I don't side with anyone. I am not a fan of any political group because I think they are all out fior themselves more than the citizens. But you make it sound like democrats are the only ones using envelope sorters and again this is some master conspiracy by democrats. You need to check your factsand truly educate yourself. Everything is ultimately approved or disapproved by a real person. (1) It does not automatically approve or disapprove it flags the signature as a probable match and lets a person look at it to accept that match or disapprove that match. The other ones that you call disapprove are still looked at by a human to approve or disapprove so every signature is viewed by a person. And the ones disapproved by the first people still go through another entire review process by another group a second chance if you will. The status that was decided on by the the humans not the machine is used to update the voter registration at some point but nothing is networked to Score.
If it was a bunch of self -serving politicians from a different party that would be ok?? The machine just sorts the envelopes to speed up processing. Washington state, Oregon state and other places all over the country some of which are all mail in states have used these machines for years. If there was some grand conspiracy being committed by this type of equipment it would have come out by now. Some people are stuck in the past and think that hand counts and paper ledgers are the only way to do things. Beware of that evil technology that actually saves money and is more accurate then humans.
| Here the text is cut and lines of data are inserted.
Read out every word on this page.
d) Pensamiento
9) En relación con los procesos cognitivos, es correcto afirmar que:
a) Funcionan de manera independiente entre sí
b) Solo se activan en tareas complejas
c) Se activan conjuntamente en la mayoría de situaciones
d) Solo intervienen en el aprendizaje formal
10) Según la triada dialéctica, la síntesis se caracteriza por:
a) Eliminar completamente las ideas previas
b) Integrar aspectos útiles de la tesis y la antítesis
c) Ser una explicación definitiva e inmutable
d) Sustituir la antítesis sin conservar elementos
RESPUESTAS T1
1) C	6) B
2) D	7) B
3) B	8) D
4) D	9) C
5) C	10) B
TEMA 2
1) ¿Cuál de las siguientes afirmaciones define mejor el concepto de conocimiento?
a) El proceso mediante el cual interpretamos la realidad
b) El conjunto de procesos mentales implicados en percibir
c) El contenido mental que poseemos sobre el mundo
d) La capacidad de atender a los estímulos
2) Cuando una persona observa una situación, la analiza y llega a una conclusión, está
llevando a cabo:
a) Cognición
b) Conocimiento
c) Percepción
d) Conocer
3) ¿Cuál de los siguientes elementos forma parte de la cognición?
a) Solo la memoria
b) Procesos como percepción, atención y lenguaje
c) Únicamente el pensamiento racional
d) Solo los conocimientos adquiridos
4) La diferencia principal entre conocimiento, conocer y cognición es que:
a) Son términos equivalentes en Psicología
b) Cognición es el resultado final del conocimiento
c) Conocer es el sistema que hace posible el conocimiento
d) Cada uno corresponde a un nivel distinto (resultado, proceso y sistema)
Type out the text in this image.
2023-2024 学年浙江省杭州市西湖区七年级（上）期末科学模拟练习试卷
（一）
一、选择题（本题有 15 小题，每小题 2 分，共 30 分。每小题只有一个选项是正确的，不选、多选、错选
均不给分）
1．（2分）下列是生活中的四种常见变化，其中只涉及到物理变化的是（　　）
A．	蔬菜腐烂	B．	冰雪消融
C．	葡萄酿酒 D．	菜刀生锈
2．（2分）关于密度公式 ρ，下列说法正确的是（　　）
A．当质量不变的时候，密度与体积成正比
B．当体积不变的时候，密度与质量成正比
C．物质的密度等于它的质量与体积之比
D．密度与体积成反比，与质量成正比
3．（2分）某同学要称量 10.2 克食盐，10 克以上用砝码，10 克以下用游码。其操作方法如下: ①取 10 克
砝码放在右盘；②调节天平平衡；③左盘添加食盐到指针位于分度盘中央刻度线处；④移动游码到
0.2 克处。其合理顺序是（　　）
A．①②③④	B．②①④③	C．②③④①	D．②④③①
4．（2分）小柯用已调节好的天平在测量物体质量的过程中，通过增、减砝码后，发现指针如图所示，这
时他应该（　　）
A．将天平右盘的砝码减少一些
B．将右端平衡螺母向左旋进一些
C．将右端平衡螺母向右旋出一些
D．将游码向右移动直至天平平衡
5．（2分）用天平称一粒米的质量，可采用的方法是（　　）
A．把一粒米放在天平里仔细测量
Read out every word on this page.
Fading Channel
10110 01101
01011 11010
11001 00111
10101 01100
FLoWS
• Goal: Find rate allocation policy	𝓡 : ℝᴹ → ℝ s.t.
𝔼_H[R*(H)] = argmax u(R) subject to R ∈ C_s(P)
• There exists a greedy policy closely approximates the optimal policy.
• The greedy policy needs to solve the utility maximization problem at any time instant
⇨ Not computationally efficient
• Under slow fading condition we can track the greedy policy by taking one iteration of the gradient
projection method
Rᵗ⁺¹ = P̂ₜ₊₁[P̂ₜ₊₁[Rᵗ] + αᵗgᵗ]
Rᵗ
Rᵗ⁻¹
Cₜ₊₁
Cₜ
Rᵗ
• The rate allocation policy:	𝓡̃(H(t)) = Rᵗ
People need to educate themselves on the process that is in place. Everyone wants a 100% perfect system. Nothing is perfect.
Signature Verification and Missing Signatures
An election judge must compare the signature on the return envelope of each mail-in ballot with a copy of the elector’s signature on file in SCORE.
If a judge determines that a signature does not match, 2 other judges, each from different political parties, must look at the signature. The ballot is counted if at least one of the judges believes the signatures match.
If neither judge believes the signatures match, the county must send a letter to the elector within 3 days of receiving the ballot but no later than 2 days after the election. The letter must advise the elector that in order for the ballot to count, the elector must complete an affidavit and send in a copy of ID no later than 8 days after the election.
What is the logic for getting rid of mail ballots? How is a paper mail ballot different from a paper ballot voted on at a pooling place.